Pounden Hall on the Ohio State CFAES Wooster campus has been the headquarters of BioHio Research Park. (Photo by Ken Chamberlain)

Wooster’s BioHio Research Park to be transitioned

A decision has been made by the BioHio Board of Directors to transition the work of the BioHio Research Park, an affiliate of The Ohio State University, in Wayne County to the auspices of the College of Food, Agricultural, and Environmental Sciences’ (CFAES) at The Ohio State University.

As an affiliate of Ohio State, BioHio was envisioned in 2010 and was created to facilitate the movement of discoveries from the college into the commercial sector. It is located on the CFAES Wooster campus.

Additional goals of BioHio were to advance, encourage, and promote the industrial, economic, commercial and civic development of the Wooster area and to serve as a research park for the benefit of The Ohio State University, the City of Wooster, and Wayne County.
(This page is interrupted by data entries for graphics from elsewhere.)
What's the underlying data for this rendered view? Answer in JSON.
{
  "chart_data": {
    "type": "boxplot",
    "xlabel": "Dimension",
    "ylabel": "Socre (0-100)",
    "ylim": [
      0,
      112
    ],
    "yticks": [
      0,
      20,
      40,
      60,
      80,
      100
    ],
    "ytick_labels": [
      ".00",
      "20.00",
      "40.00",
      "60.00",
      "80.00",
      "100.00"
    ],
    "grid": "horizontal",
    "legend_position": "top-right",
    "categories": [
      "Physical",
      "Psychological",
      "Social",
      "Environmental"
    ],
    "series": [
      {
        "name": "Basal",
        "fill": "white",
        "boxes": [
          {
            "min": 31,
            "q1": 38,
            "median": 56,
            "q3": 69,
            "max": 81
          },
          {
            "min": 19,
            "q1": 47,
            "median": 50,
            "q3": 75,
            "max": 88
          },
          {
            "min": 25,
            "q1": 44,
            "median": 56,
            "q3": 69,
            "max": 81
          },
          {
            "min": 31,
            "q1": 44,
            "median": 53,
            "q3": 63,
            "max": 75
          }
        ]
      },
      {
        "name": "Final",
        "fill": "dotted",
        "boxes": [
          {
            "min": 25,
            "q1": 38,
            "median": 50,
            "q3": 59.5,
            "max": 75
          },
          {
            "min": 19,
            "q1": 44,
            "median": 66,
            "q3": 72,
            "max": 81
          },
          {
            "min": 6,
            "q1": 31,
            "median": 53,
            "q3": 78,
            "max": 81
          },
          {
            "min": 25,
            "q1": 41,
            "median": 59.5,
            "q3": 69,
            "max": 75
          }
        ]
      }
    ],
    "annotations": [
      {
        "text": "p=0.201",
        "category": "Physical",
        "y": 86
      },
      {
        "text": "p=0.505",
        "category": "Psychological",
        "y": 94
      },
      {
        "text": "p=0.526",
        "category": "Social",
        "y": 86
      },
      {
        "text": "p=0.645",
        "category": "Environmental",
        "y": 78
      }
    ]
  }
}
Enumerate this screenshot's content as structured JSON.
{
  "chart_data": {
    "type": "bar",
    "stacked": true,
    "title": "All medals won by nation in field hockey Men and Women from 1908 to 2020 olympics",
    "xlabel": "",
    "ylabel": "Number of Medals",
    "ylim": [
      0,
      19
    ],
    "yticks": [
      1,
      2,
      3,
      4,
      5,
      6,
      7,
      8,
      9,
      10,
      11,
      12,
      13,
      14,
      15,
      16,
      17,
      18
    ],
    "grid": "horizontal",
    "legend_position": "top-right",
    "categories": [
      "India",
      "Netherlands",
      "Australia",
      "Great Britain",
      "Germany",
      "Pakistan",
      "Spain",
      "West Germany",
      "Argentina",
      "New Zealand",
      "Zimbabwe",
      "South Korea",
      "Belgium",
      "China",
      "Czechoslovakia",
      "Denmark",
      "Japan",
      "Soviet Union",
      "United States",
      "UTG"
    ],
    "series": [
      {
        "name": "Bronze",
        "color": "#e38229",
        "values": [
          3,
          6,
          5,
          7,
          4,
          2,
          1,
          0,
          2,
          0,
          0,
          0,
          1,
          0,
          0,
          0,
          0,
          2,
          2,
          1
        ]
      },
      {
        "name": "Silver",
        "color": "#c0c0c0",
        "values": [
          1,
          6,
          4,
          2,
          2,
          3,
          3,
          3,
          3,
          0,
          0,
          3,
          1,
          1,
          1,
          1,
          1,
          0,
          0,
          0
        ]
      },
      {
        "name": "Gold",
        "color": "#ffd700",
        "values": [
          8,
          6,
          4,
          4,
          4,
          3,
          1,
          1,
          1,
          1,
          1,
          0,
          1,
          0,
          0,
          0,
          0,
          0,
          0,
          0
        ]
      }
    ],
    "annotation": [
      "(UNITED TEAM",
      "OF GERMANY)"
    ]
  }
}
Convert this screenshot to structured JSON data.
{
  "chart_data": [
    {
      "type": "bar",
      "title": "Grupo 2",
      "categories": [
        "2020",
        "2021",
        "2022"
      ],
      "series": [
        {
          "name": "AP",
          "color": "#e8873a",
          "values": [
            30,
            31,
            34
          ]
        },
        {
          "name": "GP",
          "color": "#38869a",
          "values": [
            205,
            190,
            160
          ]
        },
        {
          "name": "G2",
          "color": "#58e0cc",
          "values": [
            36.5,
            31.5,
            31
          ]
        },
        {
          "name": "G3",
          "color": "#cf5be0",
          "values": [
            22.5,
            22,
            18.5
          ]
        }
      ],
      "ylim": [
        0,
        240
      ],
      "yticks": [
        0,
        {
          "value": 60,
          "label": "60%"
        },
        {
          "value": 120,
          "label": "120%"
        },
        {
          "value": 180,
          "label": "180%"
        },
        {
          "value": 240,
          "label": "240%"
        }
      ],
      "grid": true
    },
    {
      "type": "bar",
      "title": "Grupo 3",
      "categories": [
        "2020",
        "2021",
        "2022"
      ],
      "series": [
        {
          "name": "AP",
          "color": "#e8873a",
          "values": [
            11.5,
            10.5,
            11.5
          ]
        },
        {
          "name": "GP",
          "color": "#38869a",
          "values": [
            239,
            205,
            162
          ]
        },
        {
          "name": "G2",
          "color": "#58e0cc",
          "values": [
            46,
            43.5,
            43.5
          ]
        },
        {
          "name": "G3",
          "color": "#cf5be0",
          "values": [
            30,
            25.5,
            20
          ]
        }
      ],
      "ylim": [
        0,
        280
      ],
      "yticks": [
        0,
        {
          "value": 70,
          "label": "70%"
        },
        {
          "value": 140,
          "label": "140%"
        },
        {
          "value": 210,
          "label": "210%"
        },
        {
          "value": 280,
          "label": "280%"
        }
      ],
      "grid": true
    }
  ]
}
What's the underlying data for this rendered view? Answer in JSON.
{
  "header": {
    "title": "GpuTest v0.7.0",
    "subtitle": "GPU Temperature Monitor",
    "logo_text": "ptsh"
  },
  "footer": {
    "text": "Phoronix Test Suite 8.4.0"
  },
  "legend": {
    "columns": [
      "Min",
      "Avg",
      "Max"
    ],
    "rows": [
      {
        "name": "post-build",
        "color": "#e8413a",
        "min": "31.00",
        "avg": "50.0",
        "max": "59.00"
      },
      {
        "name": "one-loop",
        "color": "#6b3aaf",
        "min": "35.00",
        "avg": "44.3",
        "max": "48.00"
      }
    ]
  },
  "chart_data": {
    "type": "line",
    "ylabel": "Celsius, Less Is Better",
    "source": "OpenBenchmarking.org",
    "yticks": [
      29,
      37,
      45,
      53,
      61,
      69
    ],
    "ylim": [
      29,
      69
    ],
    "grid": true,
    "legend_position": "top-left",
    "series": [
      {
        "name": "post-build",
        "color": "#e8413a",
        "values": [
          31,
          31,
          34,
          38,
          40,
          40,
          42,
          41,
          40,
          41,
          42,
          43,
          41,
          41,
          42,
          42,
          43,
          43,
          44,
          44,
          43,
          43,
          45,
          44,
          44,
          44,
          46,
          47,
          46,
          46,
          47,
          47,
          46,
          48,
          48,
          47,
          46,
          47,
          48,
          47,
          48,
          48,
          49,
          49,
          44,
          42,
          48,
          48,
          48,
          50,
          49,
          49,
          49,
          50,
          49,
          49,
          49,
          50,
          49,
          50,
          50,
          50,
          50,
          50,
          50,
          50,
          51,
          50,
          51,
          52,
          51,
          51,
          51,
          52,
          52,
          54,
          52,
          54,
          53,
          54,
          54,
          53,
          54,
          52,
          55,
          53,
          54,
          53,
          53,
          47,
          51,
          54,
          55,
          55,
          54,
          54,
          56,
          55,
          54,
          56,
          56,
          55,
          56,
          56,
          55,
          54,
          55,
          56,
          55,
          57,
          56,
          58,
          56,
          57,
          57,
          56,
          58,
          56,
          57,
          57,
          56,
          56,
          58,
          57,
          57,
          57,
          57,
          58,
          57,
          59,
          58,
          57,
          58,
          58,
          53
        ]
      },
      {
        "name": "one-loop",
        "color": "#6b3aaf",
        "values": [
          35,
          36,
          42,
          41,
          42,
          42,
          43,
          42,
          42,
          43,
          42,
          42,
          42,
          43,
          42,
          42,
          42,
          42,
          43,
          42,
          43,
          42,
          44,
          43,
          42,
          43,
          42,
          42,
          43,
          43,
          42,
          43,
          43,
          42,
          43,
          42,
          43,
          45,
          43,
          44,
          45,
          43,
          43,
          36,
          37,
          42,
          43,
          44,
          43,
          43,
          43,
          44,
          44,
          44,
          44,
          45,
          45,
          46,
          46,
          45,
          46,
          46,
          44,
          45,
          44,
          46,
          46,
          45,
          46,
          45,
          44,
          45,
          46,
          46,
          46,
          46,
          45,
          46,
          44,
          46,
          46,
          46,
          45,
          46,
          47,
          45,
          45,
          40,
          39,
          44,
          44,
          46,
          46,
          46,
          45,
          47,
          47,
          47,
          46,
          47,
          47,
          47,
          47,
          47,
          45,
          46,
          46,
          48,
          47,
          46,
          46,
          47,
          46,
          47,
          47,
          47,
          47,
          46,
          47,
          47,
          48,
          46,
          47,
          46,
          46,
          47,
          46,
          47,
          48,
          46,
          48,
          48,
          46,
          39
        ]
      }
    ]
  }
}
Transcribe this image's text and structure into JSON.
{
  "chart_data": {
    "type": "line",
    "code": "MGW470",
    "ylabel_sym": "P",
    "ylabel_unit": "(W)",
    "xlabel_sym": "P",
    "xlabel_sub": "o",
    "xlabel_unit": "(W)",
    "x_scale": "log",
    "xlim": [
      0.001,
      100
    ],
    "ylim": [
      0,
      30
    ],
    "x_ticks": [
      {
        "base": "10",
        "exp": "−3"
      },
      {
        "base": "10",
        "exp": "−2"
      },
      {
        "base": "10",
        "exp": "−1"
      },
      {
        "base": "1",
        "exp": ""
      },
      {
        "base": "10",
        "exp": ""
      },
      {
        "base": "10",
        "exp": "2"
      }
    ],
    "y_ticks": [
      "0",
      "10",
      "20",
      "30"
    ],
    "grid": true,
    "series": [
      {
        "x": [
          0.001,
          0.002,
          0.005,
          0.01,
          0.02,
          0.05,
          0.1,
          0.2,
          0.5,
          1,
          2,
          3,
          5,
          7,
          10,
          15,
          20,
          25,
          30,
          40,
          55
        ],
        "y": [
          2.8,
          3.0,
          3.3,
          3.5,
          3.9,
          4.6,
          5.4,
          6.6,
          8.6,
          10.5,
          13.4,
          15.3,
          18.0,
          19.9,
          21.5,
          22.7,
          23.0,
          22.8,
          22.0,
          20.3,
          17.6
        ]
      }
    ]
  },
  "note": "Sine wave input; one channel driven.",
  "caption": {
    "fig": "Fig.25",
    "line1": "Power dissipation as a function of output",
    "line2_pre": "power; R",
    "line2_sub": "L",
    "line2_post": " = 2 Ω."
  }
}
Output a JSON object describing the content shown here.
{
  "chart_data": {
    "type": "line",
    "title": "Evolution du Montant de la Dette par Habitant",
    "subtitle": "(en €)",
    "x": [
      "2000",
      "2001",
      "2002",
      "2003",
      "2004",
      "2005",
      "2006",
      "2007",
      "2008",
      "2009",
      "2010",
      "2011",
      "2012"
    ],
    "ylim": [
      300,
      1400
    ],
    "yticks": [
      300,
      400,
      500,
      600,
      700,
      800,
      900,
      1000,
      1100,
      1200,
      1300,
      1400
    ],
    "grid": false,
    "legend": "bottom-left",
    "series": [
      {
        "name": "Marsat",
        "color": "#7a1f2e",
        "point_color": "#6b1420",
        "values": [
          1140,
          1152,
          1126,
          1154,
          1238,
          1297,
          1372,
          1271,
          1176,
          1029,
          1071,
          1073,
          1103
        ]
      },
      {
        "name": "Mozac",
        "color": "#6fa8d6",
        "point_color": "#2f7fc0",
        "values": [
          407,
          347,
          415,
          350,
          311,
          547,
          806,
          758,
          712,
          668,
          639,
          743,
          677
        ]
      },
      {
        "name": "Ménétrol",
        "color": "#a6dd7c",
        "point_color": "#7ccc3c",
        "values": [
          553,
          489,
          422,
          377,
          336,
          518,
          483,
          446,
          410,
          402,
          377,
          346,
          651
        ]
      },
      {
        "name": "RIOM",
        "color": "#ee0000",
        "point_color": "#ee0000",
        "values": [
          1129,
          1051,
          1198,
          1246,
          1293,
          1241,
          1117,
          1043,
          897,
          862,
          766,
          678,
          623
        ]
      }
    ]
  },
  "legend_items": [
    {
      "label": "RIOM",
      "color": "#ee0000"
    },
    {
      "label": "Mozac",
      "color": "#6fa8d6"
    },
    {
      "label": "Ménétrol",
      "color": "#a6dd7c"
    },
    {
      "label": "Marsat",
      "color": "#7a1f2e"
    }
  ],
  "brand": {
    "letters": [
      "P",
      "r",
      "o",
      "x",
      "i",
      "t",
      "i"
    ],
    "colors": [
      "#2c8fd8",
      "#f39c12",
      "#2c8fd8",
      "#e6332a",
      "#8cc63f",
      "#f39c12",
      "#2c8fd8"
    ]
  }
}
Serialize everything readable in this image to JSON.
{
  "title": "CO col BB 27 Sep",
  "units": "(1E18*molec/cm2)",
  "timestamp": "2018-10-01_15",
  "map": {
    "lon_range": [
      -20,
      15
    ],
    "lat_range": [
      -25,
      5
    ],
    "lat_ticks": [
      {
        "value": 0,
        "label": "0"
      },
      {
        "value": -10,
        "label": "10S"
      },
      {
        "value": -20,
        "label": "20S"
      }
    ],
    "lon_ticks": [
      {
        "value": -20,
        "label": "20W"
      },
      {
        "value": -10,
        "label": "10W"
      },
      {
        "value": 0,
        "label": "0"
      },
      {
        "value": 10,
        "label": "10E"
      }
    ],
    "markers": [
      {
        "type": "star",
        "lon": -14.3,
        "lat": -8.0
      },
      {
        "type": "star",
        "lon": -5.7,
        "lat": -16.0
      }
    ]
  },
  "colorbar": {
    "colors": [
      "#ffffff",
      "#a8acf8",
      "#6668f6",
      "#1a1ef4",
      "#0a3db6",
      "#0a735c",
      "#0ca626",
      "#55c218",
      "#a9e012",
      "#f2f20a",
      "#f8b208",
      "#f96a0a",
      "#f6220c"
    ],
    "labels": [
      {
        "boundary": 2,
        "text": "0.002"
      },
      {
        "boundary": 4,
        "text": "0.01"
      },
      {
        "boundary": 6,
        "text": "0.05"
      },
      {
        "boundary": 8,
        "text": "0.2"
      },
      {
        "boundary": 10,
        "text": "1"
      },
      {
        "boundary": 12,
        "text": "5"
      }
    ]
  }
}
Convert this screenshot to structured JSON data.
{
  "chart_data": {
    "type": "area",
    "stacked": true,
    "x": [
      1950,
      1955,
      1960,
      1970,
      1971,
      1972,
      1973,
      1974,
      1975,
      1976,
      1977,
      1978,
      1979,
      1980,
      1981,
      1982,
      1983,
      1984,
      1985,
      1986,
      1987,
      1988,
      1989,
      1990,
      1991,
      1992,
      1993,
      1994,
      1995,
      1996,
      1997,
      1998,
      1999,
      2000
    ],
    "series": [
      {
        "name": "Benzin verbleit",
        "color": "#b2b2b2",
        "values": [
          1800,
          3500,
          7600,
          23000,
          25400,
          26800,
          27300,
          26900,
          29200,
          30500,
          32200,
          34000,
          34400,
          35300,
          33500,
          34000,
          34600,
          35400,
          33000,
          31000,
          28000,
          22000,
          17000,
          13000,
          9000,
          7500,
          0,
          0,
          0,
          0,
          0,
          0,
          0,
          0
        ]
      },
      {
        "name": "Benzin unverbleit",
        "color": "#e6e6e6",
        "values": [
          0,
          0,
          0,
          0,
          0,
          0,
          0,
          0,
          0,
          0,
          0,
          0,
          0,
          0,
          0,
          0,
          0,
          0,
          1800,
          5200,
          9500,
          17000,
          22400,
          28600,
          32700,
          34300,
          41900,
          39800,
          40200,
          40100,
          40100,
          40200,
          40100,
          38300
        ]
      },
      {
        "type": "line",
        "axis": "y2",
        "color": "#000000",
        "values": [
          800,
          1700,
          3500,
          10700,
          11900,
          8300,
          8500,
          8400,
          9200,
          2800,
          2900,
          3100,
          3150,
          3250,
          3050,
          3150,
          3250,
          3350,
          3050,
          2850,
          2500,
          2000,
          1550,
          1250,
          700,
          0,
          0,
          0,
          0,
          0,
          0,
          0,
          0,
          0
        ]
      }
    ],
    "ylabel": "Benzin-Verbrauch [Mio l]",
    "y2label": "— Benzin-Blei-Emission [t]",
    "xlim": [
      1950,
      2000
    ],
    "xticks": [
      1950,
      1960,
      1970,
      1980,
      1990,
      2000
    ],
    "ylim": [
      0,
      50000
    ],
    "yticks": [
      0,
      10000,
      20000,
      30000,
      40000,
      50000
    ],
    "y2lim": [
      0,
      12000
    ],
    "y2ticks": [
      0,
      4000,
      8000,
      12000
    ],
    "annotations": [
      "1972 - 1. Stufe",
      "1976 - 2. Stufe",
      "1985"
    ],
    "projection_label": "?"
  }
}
“While the original goals of BioHio are still relevant and part of the CFAES mission, the separate legal entity was not providing the benefits originally envisioned,” said Cathann A. Kress, vice president and dean of CFAES. “The BioHio board met on August 28th and voted to transition the work of BioHio to be under the auspices of CFAES in place of its operation as a separate affiliate. The transition will occur over the next several months.”

BioHio was created with the intention that it could attract outside funding and enter into contracts more easily than if it was part of the University. “Although there have been small amounts of external investment, most of the funding has been from CFAES since the inception of the entity,” Kress said.

It was also envisioned that BioHio could enter into agreements with developers to build on the research park site, but it was later determined that this contractual obligation would still fall under Ohio State’s debt ceiling and the university did not want to take on that risk. However, by moving this body of work under the college umbrella, the original intent to build on the site is more likely to be realized.

“CFAES is committed to many of the original goals of BioHio such as facilitating the advancement of research into the private sector; technology commercialization; new and improved crops, and products for Ohio producers; new and improved technologies for Ohio industry; and enhanced and protected environment and quality of life for Ohioans,” Kress said. “We will continue progress toward these goals through our OARDC enterprise, as well as within OSU Extension and other college units.”

OARDC is the research arm of the College of Food, Agricultural, and Environmental Sciences.